Euro 2022: A pivotal and exciting summer for women's football - Alex Scott
- Published
I can't walk down the street at the moment without spotting England captain Leah Williamson on every billboard or bus stop. It is just great to see.
Women's football has been on a steady upward curve for the past 25 years - but in the past two years especially the pace of change has been incredible.
Record viewing figures. Record attendances. TV exposure is growing and gradually players are becoming household names. I've watched our sport explode in popularity. It's so far away from my experience getting into the game as a child.
Without football I don't know where I'd be. It's given me so much. Football has been my life. But I got lucky.
I didn't even know women's football teams existed when I was younger. I used to go and play with my brother in the local football cage near my house in east London.
I then got spotted in a five-a-side tournament in Tower Hamlets. Someone knew someone down at Arsenal. He took me down for a trial and they signed me. I was eight years old and up to then had only played with my brother's mates.
When I was 16 I got a job on the side in the Arsenal laundry room. I used to wash the kit for the men's players like Ian Wright and Thierry Henry after they had finished training, and then in the evening I'd go to training myself.
I relied on hand-me-downs for boots. We were lucky to get £50 a week to cover travel expenses and later, when I got a job as a part-time teacher, I would be at the back of the coach after a midweek game marking homework and planning the lesson for the next day.
Now it's totally different.
While I was making the BBC Sport documentary Alex Scott: The Future of Women's Football I spent a full day at Manchester City's academy, getting a tour of the facilities and also meeting some of the teenage players. They train after school for three hours a night, with tactical lessons in classrooms and gym sessions as well as time out on the pitch.

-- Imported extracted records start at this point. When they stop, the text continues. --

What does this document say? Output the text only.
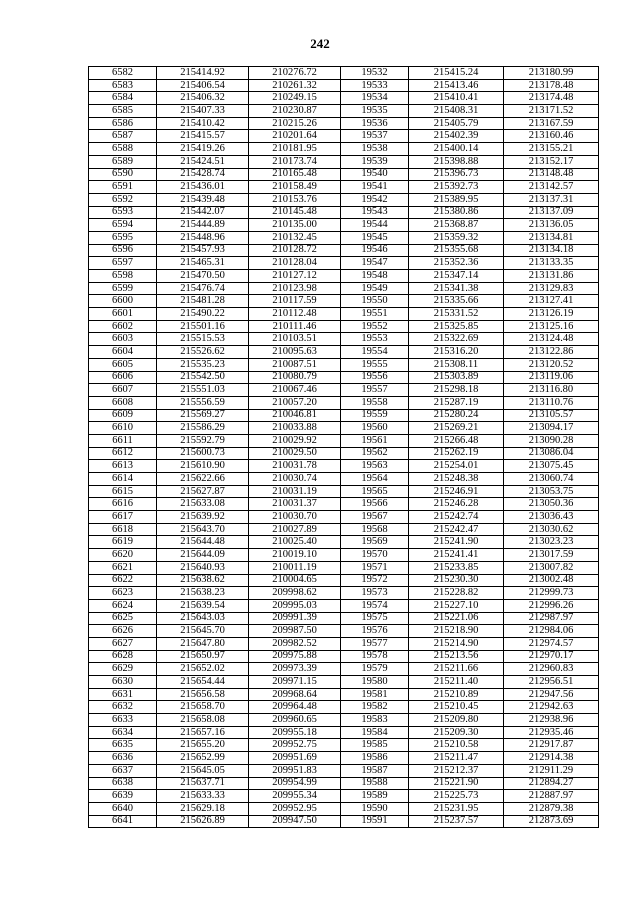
242
6582	215414.92	210276.72	19532	215415.24	213180.99
6583	215406.54	210261.32	19533	215413.46	213178.48
6584	215406.32	210249.15	19534	215410.41	213174.48
6585	215407.33	210230.87	19535	215408.31	213171.52
6586	215410.42	210215.26	19536	215405.79	213167.59
6587	215415.57	210201.64	19537	215402.39	213160.46
6588	215419.26	210181.95	19538	215400.14	213155.21
6589	215424.51	210173.74	19539	215398.88	213152.17
6590	215428.74	210165.48	19540	215396.73	213148.48
6591	215436.01	210158.49	19541	215392.73	213142.57
6592	215439.48	210153.76	19542	215389.95	213137.31
6593	215442.07	210145.48	19543	215380.86	213137.09
6594	215444.89	210135.00	19544	215368.87	213136.05
6595	215448.96	210132.45	19545	215359.32	213134.81
6596	215457.93	210128.72	19546	215355.68	213134.18
6597	215465.31	210128.04	19547	215352.36	213133.35
6598	215470.50	210127.12	19548	215347.14	213131.86
6599	215476.74	210123.98	19549	215341.38	213129.83
6600	215481.28	210117.59	19550	215335.66	213127.41
6601	215490.22	210112.48	19551	215331.52	213126.19
6602	215501.16	210111.46	19552	215325.85	213125.16
6603	215515.53	210103.51	19553	215322.69	213124.48
6604	215526.62	210095.63	19554	215316.20	213122.86
6605	215535.23	210087.51	19555	215308.11	213120.52
6606	215542.50	210080.79	19556	215303.89	213119.06
6607	215551.03	210067.46	19557	215298.18	213116.80
6608	215556.59	210057.20	19558	215287.19	213110.76
6609	215569.27	210046.81	19559	215280.24	213105.57
6610	215586.29	210033.88	19560	215269.21	213094.17
6611	215592.79	210029.92	19561	215266.48	213090.28
6612	215600.73	210029.50	19562	215262.19	213086.04
6613	215610.90	210031.78	19563	215254.01	213075.45
6614	215622.66	210030.74	19564	215248.38	213060.74
6615	215627.87	210031.19	19565	215246.91	213053.75
6616	215633.08	210031.37	19566	215246.28	213050.36
6617	215639.92	210030.70	19567	215242.74	213036.43
6618	215643.70	210027.89	19568	215242.47	213030.62
6619	215644.48	210025.40	19569	215241.90	213023.23
6620	215644.09	210019.10	19570	215241.41	213017.59
6621	215640.93	210011.19	19571	215233.85	213007.82
6622	215638.62	210004.65	19572	215230.30	213002.48
6623	215638.23	209998.62	19573	215228.82	212999.73
6624	215639.54	209995.03	19574	215227.10	212996.26
6625	215643.03	209991.39	19575	215221.06	212987.97
6626	215645.70	209987.50	19576	215218.90	212984.06
6627	215647.80	209982.52	19577	215214.90	212974.57
6628	215650.97	209975.88	19578	215213.56	212970.17
6629	215652.02	209973.39	19579	215211.66	212960.83
6630	215654.44	209971.15	19580	215211.40	212956.51
6631	215656.58	209968.64	19581	215210.89	212947.56
6632	215658.70	209964.48	19582	215210.45	212942.63
6633	215658.08	209960.65	19583	215209.80	212938.96
6634	215657.16	209955.18	19584	215209.30	212935.46
6635	215655.20	209952.75	19585	215210.58	212917.87
6636	215652.99	209951.69	19586	215211.47	212914.38
6637	215645.05	209951.83	19587	215212.37	212911.29
6638	215637.71	209954.99	19588	215221.90	212894.27
6639	215633.33	209955.34	19589	215225.73	212887.97
6640	215629.18	209952.95	19590	215231.95	212879.38
6641	215626.89	209947.50	19591	215237.57	212873.69
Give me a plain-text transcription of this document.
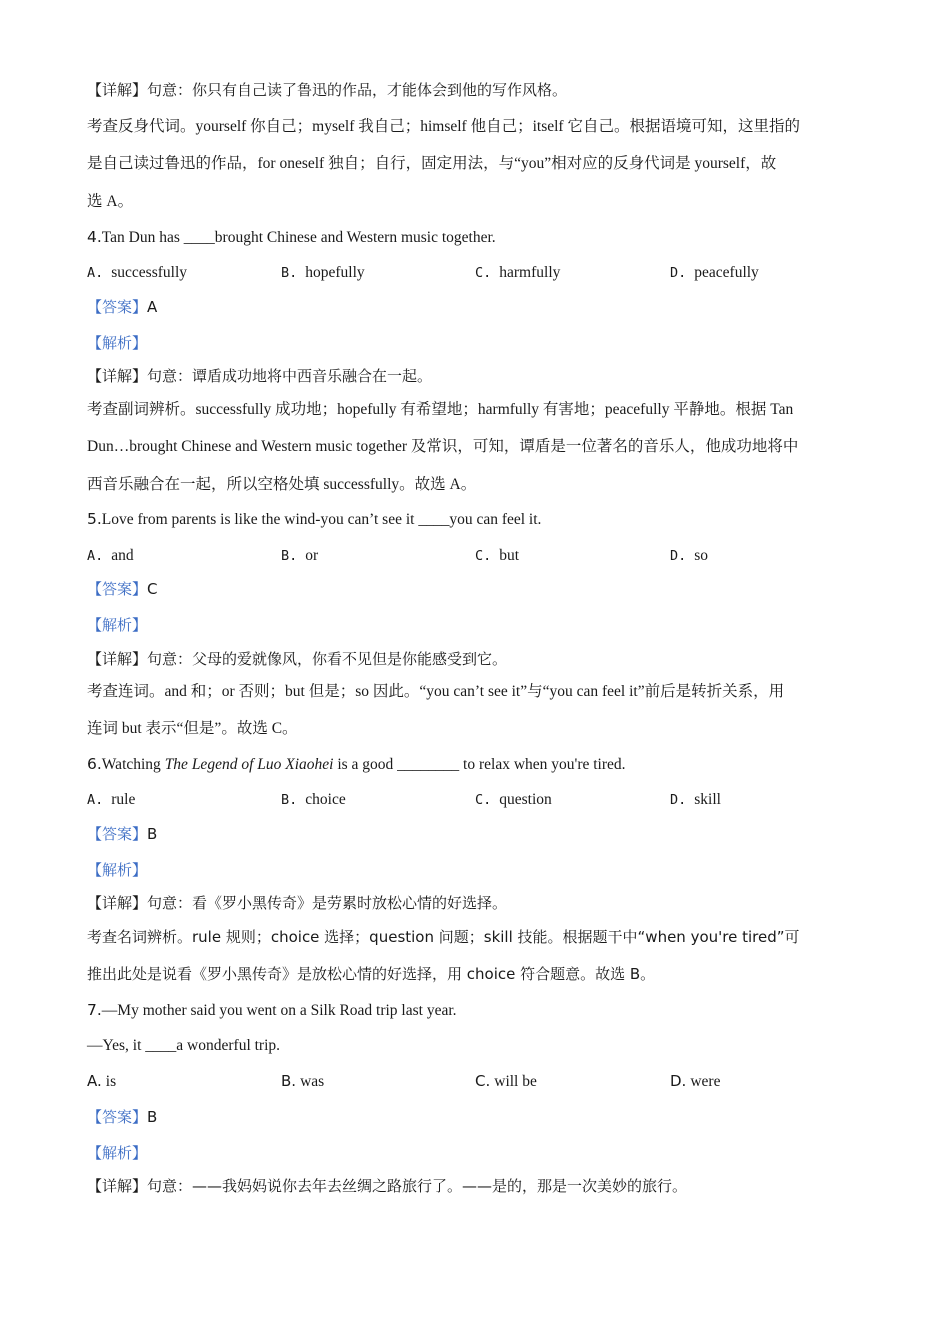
【详解】句意：你只有自己读了鲁迅的作品，才能体会到他的写作风格。
考查反身代词。yourself 你自己；myself 我自己；himself 他自己；itself 它自己。根据语境可知，这里指的
是自己读过鲁迅的作品，for oneself 独自；自行，固定用法，与“you”相对应的反身代词是 yourself，故
选 A。
4.Tan Dun has ____brought Chinese and Western music together.
A. successfully	B. hopefully	C. harmfully	D. peacefully
【答案】A
【解析】
【详解】句意：谭盾成功地将中西音乐融合在一起。
考查副词辨析。successfully 成功地；hopefully 有希望地；harmfully 有害地；peacefully 平静地。根据 Tan
Dun…brought Chinese and Western music together 及常识，可知，谭盾是一位著名的音乐人，他成功地将中
西音乐融合在一起，所以空格处填 successfully。故选 A。
5.Love from parents is like the wind-you can’t see it ____you can feel it.
A. and	B. or	C. but	D. so
【答案】C
【解析】
【详解】句意：父母的爱就像风，你看不见但是你能感受到它。
考查连词。and 和；or 否则；but 但是；so 因此。“you can’t see it”与“you can feel it”前后是转折关系，用
连词 but 表示“但是”。故选 C。
6.Watching The Legend of Luo Xiaohei is a good ________ to relax when you're tired.
A. rule	B. choice	C. question	D. skill
【答案】B
【解析】
【详解】句意：看《罗小黑传奇》是劳累时放松心情的好选择。
考查名词辨析。rule 规则；choice 选择；question 问题；skill 技能。根据题干中“when you're tired”可
推出此处是说看《罗小黑传奇》是放松心情的好选择，用 choice 符合题意。故选 B。
7.—My mother said you went on a Silk Road trip last year.
—Yes, it ____a wonderful trip.
A. is	B. was	C. will be	D. were
【答案】B
【解析】
【详解】句意：——我妈妈说你去年去丝绸之路旅行了。——是的，那是一次美妙的旅行。
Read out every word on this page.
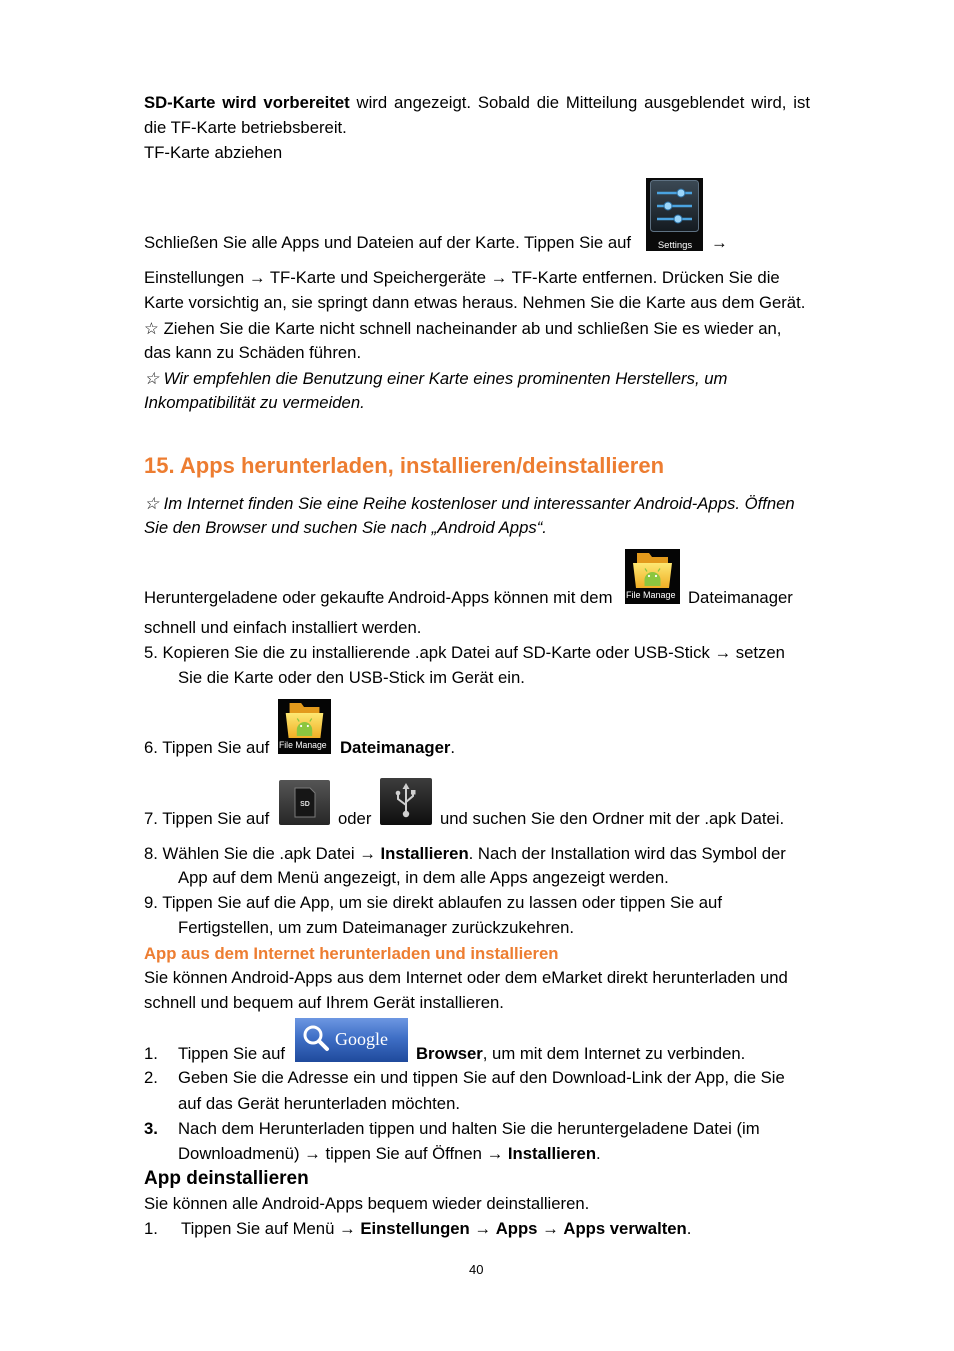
SD-Karte wird vorbereitet wird angezeigt. Sobald die Mitteilung ausgeblendet wird, ist
die TF-Karte betriebsbereit.
TF-Karte abziehen
Schließen Sie alle Apps und Dateien auf der Karte. Tippen Sie auf	Settings →
Einstellungen → TF-Karte und Speichergeräte → TF-Karte entfernen. Drücken Sie die
Karte vorsichtig an, sie springt dann etwas heraus. Nehmen Sie die Karte aus dem Gerät.
☆ Ziehen Sie die Karte nicht schnell nacheinander ab und schließen Sie es wieder an,
das kann zu Schäden führen.
☆ Wir empfehlen die Benutzung einer Karte eines prominenten Herstellers, um
Inkompatibilität zu vermeiden.
15. Apps herunterladen, installieren/deinstallieren
☆ Im Internet finden Sie eine Reihe kostenloser und interessanter Android-Apps. Öffnen
Sie den Browser und suchen Sie nach „Android Apps“.
Heruntergeladene oder gekaufte Android-Apps können mit dem File Manage Dateimanager
schnell und einfach installiert werden.
5. Kopieren Sie die zu installierende .apk Datei auf SD-Karte oder USB-Stick → setzen
Sie die Karte oder den USB-Stick im Gerät ein.
6. Tippen Sie auf File Manage Dateimanager.
7. Tippen Sie auf
SD
oder	und suchen Sie den Ordner mit der .apk Datei.
8. Wählen Sie die .apk Datei → Installieren. Nach der Installation wird das Symbol der
App auf dem Menü angezeigt, in dem alle Apps angezeigt werden.
9. Tippen Sie auf die App, um sie direkt ablaufen zu lassen oder tippen Sie auf
Fertigstellen, um zum Dateimanager zurückzukehren.
App aus dem Internet herunterladen und installieren
Sie können Android-Apps aus dem Internet oder dem eMarket direkt herunterladen und
schnell und bequem auf Ihrem Gerät installieren.
1. Tippen Sie auf
Google
Browser, um mit dem Internet zu verbinden.
2. Geben Sie die Adresse ein und tippen Sie auf den Download-Link der App, die Sie
auf das Gerät herunterladen möchten.
3. Nach dem Herunterladen tippen und halten Sie die heruntergeladene Datei (im
Downloadmenü) → tippen Sie auf Öffnen → Installieren.
App deinstallieren
Sie können alle Android-Apps bequem wieder deinstallieren.
1. Tippen Sie auf Menü → Einstellungen → Apps → Apps verwalten.
40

Watch Alex Scott: The Future of Women's Football now - or on BBC One on Saturday from 22:20 BST
I also spent a Saturday afternoon nearby, watching a girls' football league in Urmston. It was just a collection of pitches in a small suburb of Manchester but there were games everywhere you looked. It was incredible to see.
Until I signed for Arsenal and played for their youth teams, there's no way I would have seen a group of girls playing an organised game. You'd see maybe one or two playing in a boys' match.
There are now over a million female players registered, external at age groups 15 and under. I can't help but get excited about just how many more opportunities they will have.
These are young girls who can see role models now, too, like Leah Williamson or Lucy Bronze. The only role models I had in the game were male players like Wright and Henry.
Williamson told me when we spoke for the documentary that the only thing her dad wanted for her was that she was able to earn a wage from the sport - for football to be her job.
There was no pathway for me to become a footballer. Someone just knew someone at Arsenal and it went from there.
Now there is a clear pathway, and young female players can see where it takes you. All they need to do is switch on a TV.
For the documentary, we also went to the Nou Camp for the Champions League quarter-final second leg between Barcelona and Real Madrid in March.
To witness what was a record crowd of over 91,000 people at a women's game was incredible. The atmosphere was scintillating, I don't think I've experienced a noise like it at a women's game.
In the seats before kick-off fans spelled out the words: 'More than empowerment.' It was so powerful to have that written - to show every young girl, to let them know that they can grow up and play on a pitch in front of so many people.
Someone asked me if I was jealous, if I wished I was playing.
It was almost hard to process the magnitude of what I witnessed, but I didn't feel jealous at all. For me it was more a moment of pride just to be there in the stadium and see that historic event unfold. And then they broke the attendance record again just a month later.
To see where women's football is right now makes me super proud of the game, and super proud of the role I still have in the sport.
I feel a personal responsibility to help elevate the game in terms of getting eyeballs on it, speaking about it and being an ambassador for it. I feel like I am helping in some way to carry on the progression, just in a different role.
Gabby Logan has been at the forefront of broadcasting women's football for over 10 years, and when she and I chatted the other day about the European Championships I was literally getting goosebumps just thinking about being in the stadium for the sold-out opening match at Old Trafford, when England play Austria on Wednesday night.
It's been a long journey to get to this point but this summer feels like such a pivotal and exciting time for the game.
And I can only see it getting bigger and better.